Abstract
One year with Ester: The social network and emotional life of a junior school teacher through a microhistorical lens
At the dawn of the twentieth century (1901–1902), the nineteen-year-old junior school teacher Ester Vikström kept a diary. Ester worked in a small coastal village in northern Sweden where she was the only teacher. Through a microhistorical approach this study aims to explore the public and private life of Ester by focusing on her social networks and emotional life.

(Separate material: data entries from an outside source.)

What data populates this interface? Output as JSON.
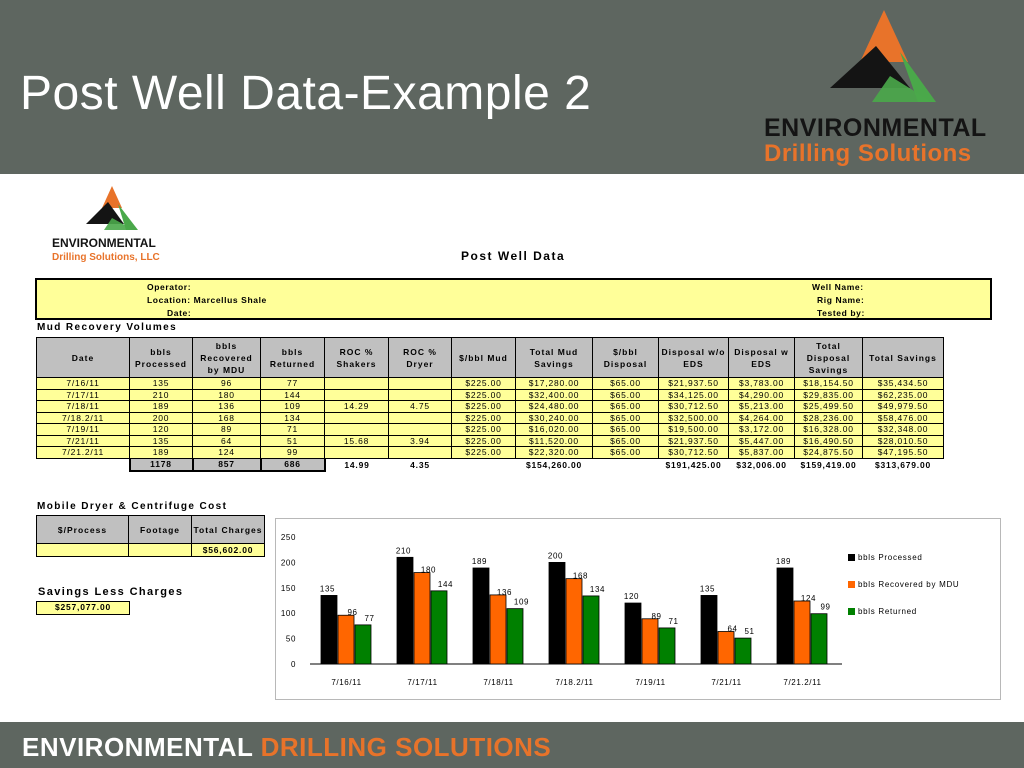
{
  "slide": {
    "title": "Post Well Data-Example 2",
    "brand_line1": "ENVIRONMENTAL",
    "brand_line2": "Drilling Solutions",
    "footer_part1": "ENVIRONMENTAL ",
    "footer_part2": "DRILLING SOLUTIONS"
  },
  "document": {
    "logo_line1": "ENVIRONMENTAL",
    "logo_line2": "Drilling Solutions, LLC",
    "title": "Post Well Data",
    "operator_label": "Operator:",
    "location_label": "Location: Marcellus Shale",
    "date_label": "Date:",
    "well_name_label": "Well Name:",
    "rig_name_label": "Rig Name:",
    "tested_by_label": "Tested by:"
  },
  "mud_recovery": {
    "section_title": "Mud Recovery Volumes",
    "headers": [
      "Date",
      "bbls Processed",
      "bbls Recovered by MDU",
      "bbls Returned",
      "ROC % Shakers",
      "ROC % Dryer",
      "$/bbl Mud",
      "Total Mud Savings",
      "$/bbl Disposal",
      "Disposal w/o EDS",
      "Disposal w EDS",
      "Total Disposal Savings",
      "Total Savings"
    ],
    "rows": [
      [
        "7/16/11",
        "135",
        "96",
        "77",
        "",
        "",
        "$225.00",
        "$17,280.00",
        "$65.00",
        "$21,937.50",
        "$3,783.00",
        "$18,154.50",
        "$35,434.50"
      ],
      [
        "7/17/11",
        "210",
        "180",
        "144",
        "",
        "",
        "$225.00",
        "$32,400.00",
        "$65.00",
        "$34,125.00",
        "$4,290.00",
        "$29,835.00",
        "$62,235.00"
      ],
      [
        "7/18/11",
        "189",
        "136",
        "109",
        "14.29",
        "4.75",
        "$225.00",
        "$24,480.00",
        "$65.00",
        "$30,712.50",
        "$5,213.00",
        "$25,499.50",
        "$49,979.50"
      ],
      [
        "7/18.2/11",
        "200",
        "168",
        "134",
        "",
        "",
        "$225.00",
        "$30,240.00",
        "$65.00",
        "$32,500.00",
        "$4,264.00",
        "$28,236.00",
        "$58,476.00"
      ],
      [
        "7/19/11",
        "120",
        "89",
        "71",
        "",
        "",
        "$225.00",
        "$16,020.00",
        "$65.00",
        "$19,500.00",
        "$3,172.00",
        "$16,328.00",
        "$32,348.00"
      ],
      [
        "7/21/11",
        "135",
        "64",
        "51",
        "15.68",
        "3.94",
        "$225.00",
        "$11,520.00",
        "$65.00",
        "$21,937.50",
        "$5,447.00",
        "$16,490.50",
        "$28,010.50"
      ],
      [
        "7/21.2/11",
        "189",
        "124",
        "99",
        "",
        "",
        "$225.00",
        "$22,320.00",
        "$65.00",
        "$30,712.50",
        "$5,837.00",
        "$24,875.50",
        "$47,195.50"
      ]
    ],
    "totals": [
      "",
      "1178",
      "857",
      "686",
      "14.99",
      "4.35",
      "",
      "$154,260.00",
      "",
      "$191,425.00",
      "$32,006.00",
      "$159,419.00",
      "$313,679.00"
    ]
  },
  "mobile_dryer": {
    "section_title": "Mobile Dryer & Centrifuge Cost",
    "headers": [
      "$/Process",
      "Footage",
      "Total Charges"
    ],
    "row": [
      "",
      "",
      "$56,602.00"
    ]
  },
  "savings_less_charges": {
    "title": "Savings Less Charges",
    "value": "$257,077.00"
  },
  "chart_data": {
    "type": "bar",
    "categories": [
      "7/16/11",
      "7/17/11",
      "7/18/11",
      "7/18.2/11",
      "7/19/11",
      "7/21/11",
      "7/21.2/11"
    ],
    "series": [
      {
        "name": "bbls Processed",
        "values": [
          135,
          210,
          189,
          200,
          120,
          135,
          189
        ],
        "color": "#000000"
      },
      {
        "name": "bbls Recovered by MDU",
        "values": [
          96,
          180,
          136,
          168,
          89,
          64,
          124
        ],
        "color": "#ff6600"
      },
      {
        "name": "bbls Returned",
        "values": [
          77,
          144,
          109,
          134,
          71,
          51,
          99
        ],
        "color": "#008000"
      }
    ],
    "yticks": [
      "250",
      "200",
      "150",
      "100",
      "50",
      "0"
    ],
    "ylim": [
      0,
      250
    ],
    "legend": "right",
    "grid": false
  }
}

The study uses female agency, a life course approach and concepts from the history of emotions to analyze her diary. The main findings show that Ester was very active in the local community and had a broad social network, which included social ties on many different levels in the social hierarchy. Ester had her closest friends among sea captains’ wives, maidservants and a dock workers family, where she met her future husband. However, Ester was also a friend of the most prominent persons in the community, the doctor and the priest. Her everyday life in the village included involvement with numerous associations such as the home sewing association, the temperance movement and a choral society. In the diary Ester shared much of her emotional life by recounting her experiences and thoughts, which were characterized by a wide spectrum of different emotions: Esters physical and psychological status, her thoughts and empathy in the case of accidents or diseases, the interaction with her students etc. One category of emotions and thoughts is distinguished from the others, the relationship to her fiancée and future husband Emil. This can be seen in Ester’s diary because she uses cipher when she writes about her feelings for Emil. The concluding remarks of this study argue that Ester made use of her agency to integrate in the local community. The diary reveals an intriguing and eventful phase in her life course during her pathway to adulthood. Her custom to use cipher when writing about her deepest and most personal emotions can be viewed as a way to write about something that was not really accepted by the predominant “emotional regime” in the village.